Fernando Sánchez - Europa Press
Exige que o presidente demonstre coragem e proceda à realocação dos migrantes, pois o retorno voluntário não vai ocorrer
MADRID, 3 set. (EUROPA PRESS) -
O partido Sumar repreendeu o presidente do Governo, Pedro Sánchez, por ter agido “tarde” na crise de Ceuta, e exigiu que ele realojasse os migrantes em todas as comunidades autônomas, em vez de confiar em soluções impossíveis, como o retorno dessas pessoas, o que Marrocos nunca permitiu.
O partido também confrontou o chefe do Executivo, afirmando que a entrada em massa na cidade autônoma no final de julho “não tem nada a ver com as máfias” e que tudo indica que Marrocos a organizou.
“Defender outra hipótese não é credível”, refutaram os porta-vozes adjuntos do grupo plurinacional, Enrique Santiago e Aina Vidal, respectivamente, durante a audiência do presidente no Congresso para informar sobre a crise de Ceuta, uma vez que a porta-voz Verónica Martínez Barbero não pôde comparecer à sessão por motivos familiares.
Vidal, também coportavóz dos Comuns, destacou que todos viram as imagens de agentes marroquinos, uniformizados ou à civil, incentivando os migrantes a cruzar a fronteira de Ceuta e criticou Sánchez, afirmando que a “política de apaziguamento” com Rabat não funcionou, repreendendo-o também por sua mudança de postura em relação ao Saara. “Os direitos de um povo não se trocam por uma suposta tranquilidade diplomática, que nem mesmo foi essa”, concluiu.
“DESCONTROLE” ENTRE O CNI E A POLÍCIA
Enquanto isso, Santiago denunciou que o “descontrolamento das informações de inteligência do CNI e da Polícia é claramente ‘cada um faz o que quer’” e afirma que Marrocos, em coordenação com os Estados Unidos e Israel, está por trás dessa tentativa de “desestabilização” com “claras intenções políticas e geoestratégicas”.
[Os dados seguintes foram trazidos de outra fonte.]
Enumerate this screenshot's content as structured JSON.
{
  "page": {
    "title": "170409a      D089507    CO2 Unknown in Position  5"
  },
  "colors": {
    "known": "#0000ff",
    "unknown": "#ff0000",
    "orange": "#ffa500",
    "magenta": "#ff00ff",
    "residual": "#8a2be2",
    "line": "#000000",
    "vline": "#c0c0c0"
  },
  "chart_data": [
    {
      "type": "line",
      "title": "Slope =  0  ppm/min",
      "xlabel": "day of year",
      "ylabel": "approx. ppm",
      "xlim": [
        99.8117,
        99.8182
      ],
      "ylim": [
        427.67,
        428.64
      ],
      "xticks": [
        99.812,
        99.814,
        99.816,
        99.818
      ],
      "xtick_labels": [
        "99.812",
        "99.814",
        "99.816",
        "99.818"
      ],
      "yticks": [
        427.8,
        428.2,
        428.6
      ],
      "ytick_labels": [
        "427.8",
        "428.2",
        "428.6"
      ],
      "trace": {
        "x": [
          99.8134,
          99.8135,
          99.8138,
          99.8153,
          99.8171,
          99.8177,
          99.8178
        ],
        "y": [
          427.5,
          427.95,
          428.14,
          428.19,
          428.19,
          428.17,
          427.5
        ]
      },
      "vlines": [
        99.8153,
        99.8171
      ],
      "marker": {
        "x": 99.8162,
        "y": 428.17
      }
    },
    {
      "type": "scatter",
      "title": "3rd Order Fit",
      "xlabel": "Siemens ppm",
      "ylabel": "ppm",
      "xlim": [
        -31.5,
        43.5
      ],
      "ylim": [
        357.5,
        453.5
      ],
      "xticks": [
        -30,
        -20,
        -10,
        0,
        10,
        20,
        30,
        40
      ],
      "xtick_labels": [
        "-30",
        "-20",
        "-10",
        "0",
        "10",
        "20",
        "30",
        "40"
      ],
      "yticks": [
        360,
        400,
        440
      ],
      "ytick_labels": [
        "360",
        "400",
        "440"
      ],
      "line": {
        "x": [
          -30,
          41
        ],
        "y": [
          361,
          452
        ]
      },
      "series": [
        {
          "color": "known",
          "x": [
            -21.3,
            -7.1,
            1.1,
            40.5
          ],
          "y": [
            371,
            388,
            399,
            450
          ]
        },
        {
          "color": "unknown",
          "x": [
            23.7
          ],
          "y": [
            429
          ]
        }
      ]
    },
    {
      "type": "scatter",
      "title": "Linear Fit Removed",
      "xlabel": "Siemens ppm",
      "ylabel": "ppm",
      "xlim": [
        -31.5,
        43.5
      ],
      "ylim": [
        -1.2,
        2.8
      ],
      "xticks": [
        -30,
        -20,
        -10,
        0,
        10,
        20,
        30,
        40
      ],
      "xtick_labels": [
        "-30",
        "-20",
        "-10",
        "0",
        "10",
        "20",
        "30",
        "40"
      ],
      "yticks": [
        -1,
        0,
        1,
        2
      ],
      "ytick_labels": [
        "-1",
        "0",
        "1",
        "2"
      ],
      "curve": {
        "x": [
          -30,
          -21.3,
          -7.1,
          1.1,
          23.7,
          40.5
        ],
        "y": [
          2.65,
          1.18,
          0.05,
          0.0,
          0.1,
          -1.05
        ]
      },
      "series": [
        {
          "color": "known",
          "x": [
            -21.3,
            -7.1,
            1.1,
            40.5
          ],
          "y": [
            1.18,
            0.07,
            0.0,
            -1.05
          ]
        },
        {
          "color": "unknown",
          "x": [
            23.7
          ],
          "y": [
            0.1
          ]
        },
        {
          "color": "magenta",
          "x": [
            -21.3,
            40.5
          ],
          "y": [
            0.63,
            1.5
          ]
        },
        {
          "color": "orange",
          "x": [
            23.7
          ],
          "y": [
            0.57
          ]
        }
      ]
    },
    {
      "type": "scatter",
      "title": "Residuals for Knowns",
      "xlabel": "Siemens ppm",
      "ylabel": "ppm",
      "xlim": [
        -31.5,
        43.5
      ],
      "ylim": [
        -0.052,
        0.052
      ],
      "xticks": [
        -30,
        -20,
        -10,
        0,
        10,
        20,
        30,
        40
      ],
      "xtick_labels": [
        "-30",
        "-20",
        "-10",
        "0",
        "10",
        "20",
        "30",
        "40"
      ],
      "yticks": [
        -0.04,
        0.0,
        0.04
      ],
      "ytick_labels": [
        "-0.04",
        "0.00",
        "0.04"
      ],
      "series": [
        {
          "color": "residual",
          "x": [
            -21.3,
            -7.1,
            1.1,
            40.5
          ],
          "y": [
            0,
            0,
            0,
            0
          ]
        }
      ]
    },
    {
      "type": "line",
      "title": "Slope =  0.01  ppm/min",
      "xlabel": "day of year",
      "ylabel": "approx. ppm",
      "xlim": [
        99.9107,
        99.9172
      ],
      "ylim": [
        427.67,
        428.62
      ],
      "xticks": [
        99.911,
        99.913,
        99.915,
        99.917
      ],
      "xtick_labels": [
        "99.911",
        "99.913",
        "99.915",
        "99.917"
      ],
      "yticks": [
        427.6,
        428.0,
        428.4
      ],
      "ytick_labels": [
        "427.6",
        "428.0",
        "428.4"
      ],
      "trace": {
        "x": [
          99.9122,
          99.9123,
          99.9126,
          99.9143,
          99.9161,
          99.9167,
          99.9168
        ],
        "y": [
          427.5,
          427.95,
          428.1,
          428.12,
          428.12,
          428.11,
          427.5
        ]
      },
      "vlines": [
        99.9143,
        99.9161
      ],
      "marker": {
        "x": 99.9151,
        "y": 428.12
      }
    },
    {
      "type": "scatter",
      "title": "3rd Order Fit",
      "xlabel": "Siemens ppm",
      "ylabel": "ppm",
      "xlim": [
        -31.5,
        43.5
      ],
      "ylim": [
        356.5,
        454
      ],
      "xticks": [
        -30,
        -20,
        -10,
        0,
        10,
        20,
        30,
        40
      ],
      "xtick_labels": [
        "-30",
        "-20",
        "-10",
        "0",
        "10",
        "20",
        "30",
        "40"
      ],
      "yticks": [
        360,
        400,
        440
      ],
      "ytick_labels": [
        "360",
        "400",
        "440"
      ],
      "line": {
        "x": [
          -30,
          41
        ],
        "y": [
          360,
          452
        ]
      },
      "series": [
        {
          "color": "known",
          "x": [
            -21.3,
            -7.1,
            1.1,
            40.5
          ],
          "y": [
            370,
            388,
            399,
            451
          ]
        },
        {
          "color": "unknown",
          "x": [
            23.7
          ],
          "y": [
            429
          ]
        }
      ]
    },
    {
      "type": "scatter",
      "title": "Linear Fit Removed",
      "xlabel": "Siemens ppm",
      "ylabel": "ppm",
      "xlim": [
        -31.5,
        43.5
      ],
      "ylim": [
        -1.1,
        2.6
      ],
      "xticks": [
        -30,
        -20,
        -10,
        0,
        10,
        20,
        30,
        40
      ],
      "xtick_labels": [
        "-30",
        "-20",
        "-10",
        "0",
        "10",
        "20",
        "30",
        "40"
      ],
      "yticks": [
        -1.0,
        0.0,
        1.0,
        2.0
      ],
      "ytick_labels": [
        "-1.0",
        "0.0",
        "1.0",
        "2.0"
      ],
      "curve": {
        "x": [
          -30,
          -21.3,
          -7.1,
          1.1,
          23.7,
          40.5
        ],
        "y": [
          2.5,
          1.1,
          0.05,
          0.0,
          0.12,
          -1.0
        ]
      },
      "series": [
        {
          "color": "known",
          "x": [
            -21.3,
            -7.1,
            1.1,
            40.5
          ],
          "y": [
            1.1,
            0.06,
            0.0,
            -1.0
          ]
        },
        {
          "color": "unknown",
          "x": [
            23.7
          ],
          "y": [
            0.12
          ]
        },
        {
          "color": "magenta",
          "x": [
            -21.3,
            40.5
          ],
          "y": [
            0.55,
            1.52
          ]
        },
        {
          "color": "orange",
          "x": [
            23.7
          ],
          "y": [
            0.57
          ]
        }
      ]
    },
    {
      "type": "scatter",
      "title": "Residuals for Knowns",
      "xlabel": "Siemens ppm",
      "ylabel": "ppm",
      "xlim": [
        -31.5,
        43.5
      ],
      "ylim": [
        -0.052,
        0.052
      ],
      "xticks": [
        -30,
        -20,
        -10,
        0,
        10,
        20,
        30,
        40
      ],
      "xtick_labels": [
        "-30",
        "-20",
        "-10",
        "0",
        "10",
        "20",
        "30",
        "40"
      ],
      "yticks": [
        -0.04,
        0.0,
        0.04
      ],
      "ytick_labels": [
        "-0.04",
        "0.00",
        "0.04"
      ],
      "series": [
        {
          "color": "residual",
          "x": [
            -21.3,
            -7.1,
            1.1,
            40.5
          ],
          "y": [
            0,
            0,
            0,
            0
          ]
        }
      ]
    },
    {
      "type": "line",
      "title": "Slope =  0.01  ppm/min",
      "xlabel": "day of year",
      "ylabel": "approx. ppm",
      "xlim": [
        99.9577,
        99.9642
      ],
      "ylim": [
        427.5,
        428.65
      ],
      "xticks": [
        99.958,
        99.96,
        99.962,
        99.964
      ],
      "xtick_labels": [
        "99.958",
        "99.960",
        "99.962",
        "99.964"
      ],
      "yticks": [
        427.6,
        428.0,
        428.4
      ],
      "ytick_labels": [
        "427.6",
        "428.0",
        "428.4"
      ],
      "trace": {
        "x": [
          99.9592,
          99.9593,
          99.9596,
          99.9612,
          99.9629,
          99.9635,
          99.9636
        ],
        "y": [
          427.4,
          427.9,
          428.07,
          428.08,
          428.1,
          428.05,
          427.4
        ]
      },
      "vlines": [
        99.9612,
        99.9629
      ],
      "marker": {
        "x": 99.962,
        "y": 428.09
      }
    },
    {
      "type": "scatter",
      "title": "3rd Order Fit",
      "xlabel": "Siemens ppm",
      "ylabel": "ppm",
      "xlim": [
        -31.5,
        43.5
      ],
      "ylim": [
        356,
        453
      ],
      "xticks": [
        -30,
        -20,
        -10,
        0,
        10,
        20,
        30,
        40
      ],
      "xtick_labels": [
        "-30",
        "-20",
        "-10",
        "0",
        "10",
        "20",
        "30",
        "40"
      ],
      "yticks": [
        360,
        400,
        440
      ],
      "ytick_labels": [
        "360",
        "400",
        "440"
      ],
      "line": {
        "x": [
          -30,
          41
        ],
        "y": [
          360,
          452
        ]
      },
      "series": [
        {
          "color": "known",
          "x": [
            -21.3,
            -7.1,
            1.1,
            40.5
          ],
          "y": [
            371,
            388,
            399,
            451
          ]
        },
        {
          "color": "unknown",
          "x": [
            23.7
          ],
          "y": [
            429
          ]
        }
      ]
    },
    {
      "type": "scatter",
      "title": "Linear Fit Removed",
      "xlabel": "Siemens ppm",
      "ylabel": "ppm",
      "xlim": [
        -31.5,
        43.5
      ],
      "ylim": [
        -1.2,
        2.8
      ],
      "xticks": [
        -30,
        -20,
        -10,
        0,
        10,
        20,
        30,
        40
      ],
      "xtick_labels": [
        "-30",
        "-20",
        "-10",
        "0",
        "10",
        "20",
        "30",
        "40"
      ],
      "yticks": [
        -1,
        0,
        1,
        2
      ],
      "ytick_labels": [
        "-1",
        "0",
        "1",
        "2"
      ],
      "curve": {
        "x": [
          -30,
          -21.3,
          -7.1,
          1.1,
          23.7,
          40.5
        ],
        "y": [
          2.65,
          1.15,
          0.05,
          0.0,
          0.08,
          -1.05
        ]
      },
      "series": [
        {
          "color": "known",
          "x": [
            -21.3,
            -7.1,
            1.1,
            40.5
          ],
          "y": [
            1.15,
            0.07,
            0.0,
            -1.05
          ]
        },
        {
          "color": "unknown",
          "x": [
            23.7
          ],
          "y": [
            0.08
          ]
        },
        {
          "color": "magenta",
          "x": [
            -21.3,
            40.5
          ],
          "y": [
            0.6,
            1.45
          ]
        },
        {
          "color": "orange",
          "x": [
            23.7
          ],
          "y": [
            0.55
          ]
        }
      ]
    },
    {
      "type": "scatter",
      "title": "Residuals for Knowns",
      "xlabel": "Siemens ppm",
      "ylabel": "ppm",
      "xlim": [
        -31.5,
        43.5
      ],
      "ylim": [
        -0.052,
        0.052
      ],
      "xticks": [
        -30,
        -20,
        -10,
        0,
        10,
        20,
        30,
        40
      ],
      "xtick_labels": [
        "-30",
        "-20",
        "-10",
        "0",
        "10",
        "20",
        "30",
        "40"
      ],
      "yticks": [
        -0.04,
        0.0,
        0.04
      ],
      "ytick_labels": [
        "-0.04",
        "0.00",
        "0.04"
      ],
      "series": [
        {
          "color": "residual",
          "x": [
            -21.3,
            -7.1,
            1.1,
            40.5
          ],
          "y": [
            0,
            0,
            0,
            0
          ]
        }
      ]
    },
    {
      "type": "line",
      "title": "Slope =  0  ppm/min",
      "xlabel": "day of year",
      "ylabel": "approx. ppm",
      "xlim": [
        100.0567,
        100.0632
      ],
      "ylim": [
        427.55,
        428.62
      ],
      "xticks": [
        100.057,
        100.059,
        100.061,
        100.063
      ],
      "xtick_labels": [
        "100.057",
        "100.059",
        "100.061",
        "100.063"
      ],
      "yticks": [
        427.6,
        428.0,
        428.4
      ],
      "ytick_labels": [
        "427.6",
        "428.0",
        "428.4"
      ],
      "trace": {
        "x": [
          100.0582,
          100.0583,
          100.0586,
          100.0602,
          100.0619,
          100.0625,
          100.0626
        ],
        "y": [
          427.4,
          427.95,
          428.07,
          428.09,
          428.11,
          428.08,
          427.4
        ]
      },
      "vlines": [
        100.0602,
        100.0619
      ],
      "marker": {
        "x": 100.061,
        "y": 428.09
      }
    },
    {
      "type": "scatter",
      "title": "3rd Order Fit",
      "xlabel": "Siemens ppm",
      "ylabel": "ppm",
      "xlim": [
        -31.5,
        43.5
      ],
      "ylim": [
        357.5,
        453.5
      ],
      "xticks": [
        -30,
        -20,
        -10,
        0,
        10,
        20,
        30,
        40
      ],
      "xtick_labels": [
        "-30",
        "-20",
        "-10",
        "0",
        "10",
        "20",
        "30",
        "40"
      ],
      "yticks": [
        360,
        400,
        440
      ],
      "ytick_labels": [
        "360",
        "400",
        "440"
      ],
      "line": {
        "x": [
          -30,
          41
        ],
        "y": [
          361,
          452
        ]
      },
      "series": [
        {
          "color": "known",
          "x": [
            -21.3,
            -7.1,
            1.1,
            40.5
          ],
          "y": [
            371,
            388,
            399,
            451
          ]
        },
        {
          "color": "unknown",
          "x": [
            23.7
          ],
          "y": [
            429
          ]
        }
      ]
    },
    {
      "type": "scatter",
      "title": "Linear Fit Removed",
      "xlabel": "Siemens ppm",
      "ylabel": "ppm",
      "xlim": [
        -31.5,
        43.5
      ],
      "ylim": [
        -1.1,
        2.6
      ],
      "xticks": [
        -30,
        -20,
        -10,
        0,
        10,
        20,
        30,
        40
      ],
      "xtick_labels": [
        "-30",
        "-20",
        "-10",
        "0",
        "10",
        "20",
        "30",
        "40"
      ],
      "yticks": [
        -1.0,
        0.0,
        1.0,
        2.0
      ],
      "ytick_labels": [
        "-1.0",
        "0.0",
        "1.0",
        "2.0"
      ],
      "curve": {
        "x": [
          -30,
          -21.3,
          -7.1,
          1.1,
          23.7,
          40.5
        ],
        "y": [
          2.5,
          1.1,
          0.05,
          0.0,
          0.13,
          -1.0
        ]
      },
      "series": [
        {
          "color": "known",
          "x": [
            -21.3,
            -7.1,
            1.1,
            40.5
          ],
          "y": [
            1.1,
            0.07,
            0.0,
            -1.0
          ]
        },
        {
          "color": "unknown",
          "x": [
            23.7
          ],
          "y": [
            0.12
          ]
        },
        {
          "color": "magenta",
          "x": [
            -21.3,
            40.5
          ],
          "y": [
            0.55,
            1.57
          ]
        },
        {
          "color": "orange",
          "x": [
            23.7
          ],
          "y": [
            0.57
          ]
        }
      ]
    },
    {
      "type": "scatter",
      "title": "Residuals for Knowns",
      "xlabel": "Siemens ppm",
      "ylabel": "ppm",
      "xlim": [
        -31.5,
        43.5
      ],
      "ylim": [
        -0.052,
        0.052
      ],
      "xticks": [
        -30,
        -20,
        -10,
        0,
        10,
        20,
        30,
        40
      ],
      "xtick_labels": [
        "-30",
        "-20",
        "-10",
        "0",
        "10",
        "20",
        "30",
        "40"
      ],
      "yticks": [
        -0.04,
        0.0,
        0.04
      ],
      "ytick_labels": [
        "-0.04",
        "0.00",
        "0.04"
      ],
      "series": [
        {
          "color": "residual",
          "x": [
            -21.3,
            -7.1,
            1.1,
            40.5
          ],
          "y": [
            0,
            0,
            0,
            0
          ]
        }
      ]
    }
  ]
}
Além disso, ele exigiu que o presidente convoque novamente a embaixadora marroquina na Espanha, Karima Benyaich, e perguntou se o rei Felipe VI ligou para seu homólogo em Marrocos, Mohamed VI, pedindo “explicações” sobre o ataque de 30 de junho.
O líder da IU também criticou a demora de Sánchez em reagir a essa crise, já que levou quase um mês para convocar o Conselho de Segurança Nacional, apesar de terem solicitado isso no início de agosto.
RABAT NÃO ACEITA RETORNOS
Em seguida, ele repreendeu o presidente por não ter avaliado a dimensão dessa emergência humanitária nem suas “consequências políticas”. Por exemplo, Santiago criticou o fato de que “esperar” por um retorno voluntário é um erro. “Marrocos não aceitou nenhum retorno”, acrescentou.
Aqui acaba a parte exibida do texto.